Ask Jono: The DOs and DON'Ts of Courtship

Ask Jono: The DOs and DON'Ts of Courtship

By Jon_Skindzier

Dear Jono,

My problem is pretty generic but I thought you could help me out here. I'm a sophomore in high school, and I've never had a boyfriend, and I'd really like some opposite-sex romantic action goin' on, but I seem to keep messing things up.
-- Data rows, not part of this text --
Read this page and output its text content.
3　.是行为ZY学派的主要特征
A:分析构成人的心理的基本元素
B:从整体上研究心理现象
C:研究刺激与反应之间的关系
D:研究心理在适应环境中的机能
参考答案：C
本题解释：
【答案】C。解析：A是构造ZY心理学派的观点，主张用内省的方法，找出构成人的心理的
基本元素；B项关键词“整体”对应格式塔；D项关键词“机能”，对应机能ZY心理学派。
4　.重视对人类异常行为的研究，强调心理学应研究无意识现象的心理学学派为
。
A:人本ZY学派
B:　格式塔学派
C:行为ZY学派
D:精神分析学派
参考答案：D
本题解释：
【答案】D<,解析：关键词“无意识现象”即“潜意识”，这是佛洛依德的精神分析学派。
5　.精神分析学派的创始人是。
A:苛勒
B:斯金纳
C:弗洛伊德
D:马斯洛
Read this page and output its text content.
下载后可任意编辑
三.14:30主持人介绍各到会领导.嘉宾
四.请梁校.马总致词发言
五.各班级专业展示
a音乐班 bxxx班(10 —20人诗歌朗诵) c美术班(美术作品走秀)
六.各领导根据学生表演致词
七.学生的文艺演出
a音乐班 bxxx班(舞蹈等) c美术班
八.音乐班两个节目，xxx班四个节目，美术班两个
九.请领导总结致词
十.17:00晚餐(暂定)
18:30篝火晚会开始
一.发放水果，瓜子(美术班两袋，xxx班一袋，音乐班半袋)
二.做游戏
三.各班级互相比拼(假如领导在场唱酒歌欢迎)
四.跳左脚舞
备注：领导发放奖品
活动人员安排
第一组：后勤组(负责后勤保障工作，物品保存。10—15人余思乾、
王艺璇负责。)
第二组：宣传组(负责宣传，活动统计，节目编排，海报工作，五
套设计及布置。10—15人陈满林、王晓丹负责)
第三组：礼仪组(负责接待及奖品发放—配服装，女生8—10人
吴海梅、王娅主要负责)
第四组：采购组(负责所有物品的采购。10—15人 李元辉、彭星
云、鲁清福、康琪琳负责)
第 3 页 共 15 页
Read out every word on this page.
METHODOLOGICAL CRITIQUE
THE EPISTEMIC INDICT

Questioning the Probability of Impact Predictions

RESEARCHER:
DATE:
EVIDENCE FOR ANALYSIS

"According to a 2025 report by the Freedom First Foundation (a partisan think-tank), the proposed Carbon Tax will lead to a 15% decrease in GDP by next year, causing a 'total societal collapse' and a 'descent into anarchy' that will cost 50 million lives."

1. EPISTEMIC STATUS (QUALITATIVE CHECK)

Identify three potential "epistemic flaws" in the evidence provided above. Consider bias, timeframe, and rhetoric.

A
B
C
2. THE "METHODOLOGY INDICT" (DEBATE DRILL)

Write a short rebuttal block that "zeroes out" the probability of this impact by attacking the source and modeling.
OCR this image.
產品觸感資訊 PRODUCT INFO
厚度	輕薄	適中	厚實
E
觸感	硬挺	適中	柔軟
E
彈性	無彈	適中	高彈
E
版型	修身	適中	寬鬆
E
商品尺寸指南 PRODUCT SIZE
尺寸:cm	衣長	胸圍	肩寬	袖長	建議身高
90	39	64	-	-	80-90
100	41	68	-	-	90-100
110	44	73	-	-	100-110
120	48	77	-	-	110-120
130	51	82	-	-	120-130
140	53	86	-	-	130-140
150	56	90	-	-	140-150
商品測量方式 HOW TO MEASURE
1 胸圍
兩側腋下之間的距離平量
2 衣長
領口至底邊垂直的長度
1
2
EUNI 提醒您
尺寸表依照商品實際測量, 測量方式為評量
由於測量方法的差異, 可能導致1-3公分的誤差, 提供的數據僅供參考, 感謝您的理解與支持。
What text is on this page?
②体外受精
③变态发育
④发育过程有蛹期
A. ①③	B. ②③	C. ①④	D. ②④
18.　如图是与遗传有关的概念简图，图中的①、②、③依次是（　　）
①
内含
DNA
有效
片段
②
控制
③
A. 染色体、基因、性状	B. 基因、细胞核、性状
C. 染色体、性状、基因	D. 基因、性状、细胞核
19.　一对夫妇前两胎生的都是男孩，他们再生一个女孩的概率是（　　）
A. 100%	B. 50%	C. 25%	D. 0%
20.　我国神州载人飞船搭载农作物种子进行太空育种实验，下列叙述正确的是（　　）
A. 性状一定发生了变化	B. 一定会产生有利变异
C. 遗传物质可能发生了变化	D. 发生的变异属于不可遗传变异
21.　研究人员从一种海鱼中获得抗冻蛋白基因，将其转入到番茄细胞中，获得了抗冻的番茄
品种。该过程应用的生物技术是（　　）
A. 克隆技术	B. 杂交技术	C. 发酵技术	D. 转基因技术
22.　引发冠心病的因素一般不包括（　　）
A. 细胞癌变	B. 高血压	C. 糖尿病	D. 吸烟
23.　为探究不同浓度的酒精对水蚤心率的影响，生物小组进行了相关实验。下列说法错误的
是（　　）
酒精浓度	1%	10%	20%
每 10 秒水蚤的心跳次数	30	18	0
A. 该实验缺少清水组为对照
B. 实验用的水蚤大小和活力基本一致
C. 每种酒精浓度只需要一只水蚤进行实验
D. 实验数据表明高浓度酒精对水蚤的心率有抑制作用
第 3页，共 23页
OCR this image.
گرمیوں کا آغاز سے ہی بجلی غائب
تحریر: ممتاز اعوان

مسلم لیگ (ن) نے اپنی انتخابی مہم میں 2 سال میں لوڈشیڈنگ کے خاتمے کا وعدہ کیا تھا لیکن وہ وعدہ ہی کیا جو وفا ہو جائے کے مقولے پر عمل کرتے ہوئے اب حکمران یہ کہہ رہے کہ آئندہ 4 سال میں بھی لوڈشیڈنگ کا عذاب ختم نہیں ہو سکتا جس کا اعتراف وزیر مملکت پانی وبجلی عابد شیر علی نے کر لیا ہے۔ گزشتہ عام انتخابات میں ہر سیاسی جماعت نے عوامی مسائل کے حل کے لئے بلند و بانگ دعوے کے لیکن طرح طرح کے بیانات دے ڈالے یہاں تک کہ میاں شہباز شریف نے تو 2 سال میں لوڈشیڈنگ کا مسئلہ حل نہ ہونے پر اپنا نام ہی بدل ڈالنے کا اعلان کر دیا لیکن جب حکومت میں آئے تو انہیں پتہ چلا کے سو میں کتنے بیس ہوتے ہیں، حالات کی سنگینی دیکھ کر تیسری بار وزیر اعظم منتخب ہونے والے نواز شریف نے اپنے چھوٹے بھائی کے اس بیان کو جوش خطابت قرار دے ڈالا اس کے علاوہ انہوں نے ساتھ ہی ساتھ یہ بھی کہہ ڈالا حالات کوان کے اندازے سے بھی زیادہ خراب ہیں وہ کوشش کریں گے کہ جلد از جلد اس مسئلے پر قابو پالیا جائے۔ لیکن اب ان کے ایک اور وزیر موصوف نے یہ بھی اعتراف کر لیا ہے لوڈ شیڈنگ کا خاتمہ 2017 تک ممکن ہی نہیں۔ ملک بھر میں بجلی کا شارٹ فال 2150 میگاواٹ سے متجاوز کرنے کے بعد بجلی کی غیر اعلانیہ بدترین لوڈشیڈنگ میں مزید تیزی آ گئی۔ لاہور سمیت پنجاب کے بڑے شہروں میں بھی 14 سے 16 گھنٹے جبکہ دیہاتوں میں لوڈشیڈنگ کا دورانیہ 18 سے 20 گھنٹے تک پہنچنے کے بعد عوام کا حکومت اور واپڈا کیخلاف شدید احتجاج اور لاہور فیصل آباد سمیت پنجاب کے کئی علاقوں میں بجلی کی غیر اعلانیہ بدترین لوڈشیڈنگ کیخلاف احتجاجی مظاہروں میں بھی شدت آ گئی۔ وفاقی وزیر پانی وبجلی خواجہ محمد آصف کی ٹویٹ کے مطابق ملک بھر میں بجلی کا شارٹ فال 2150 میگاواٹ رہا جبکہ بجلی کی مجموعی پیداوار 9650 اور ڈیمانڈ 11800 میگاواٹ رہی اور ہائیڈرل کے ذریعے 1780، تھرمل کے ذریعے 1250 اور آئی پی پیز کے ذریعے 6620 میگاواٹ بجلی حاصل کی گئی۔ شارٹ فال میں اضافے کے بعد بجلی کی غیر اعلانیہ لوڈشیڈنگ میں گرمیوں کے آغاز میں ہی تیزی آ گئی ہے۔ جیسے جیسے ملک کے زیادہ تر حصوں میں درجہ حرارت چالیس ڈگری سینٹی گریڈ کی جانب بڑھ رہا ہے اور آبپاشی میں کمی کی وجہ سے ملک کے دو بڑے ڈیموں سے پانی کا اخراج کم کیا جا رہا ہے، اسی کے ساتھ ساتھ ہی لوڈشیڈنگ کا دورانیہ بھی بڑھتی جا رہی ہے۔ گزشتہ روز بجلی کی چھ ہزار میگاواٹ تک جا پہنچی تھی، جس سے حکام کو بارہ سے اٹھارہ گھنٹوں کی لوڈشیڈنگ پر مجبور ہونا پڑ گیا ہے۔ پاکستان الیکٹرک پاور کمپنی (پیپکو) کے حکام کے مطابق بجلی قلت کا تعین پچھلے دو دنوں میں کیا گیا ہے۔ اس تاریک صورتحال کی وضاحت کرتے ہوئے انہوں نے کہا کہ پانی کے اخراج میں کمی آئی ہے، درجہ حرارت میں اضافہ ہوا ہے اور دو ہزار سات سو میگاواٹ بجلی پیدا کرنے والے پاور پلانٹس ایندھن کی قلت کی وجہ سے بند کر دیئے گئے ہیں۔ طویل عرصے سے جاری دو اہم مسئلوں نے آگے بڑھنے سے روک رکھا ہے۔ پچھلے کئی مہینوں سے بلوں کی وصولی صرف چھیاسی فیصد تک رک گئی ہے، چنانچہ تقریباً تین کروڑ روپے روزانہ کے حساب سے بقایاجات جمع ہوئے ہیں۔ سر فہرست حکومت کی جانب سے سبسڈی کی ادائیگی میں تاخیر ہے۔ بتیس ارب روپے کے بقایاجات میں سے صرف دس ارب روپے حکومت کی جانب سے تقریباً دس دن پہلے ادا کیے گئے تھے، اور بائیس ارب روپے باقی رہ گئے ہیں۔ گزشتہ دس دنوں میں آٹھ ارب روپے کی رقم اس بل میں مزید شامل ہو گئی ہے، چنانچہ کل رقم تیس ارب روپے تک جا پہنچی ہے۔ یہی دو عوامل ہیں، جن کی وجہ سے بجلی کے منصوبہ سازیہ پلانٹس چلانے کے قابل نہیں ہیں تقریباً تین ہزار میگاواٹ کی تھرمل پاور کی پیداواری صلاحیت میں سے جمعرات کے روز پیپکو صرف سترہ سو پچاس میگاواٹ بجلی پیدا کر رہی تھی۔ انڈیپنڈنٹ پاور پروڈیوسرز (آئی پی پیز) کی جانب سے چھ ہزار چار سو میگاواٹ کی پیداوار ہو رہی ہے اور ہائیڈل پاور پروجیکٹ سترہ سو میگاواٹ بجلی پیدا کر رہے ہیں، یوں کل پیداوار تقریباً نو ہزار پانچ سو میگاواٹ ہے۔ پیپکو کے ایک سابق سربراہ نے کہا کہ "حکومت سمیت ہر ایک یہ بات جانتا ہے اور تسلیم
I'm a bit of a nerd and I can be awkward, but I think that I have some redeeming qualities, so it is not like I am a swamp monster and very infrequently do I quote entire scenes from Star Wars. (I am learning to suppress this habit.)  I don't really know if I am just picking the bad ones but, for example, with the last boy that I was interested in, we went on a sort-of date over the summer and at the end he said "I had fun and I'd really like to see you again" with a smile, so I thought that I had done everything right, but then two days later he started ignoring my texts and now that we're in school if we ever make eye contact he gives me disgusted looks and has given me no clue as to why this is happening. My more-experienced girly friends have told me that guys will act aloof to seem cool but I feel like this is just him saying "I don't like you at all ew."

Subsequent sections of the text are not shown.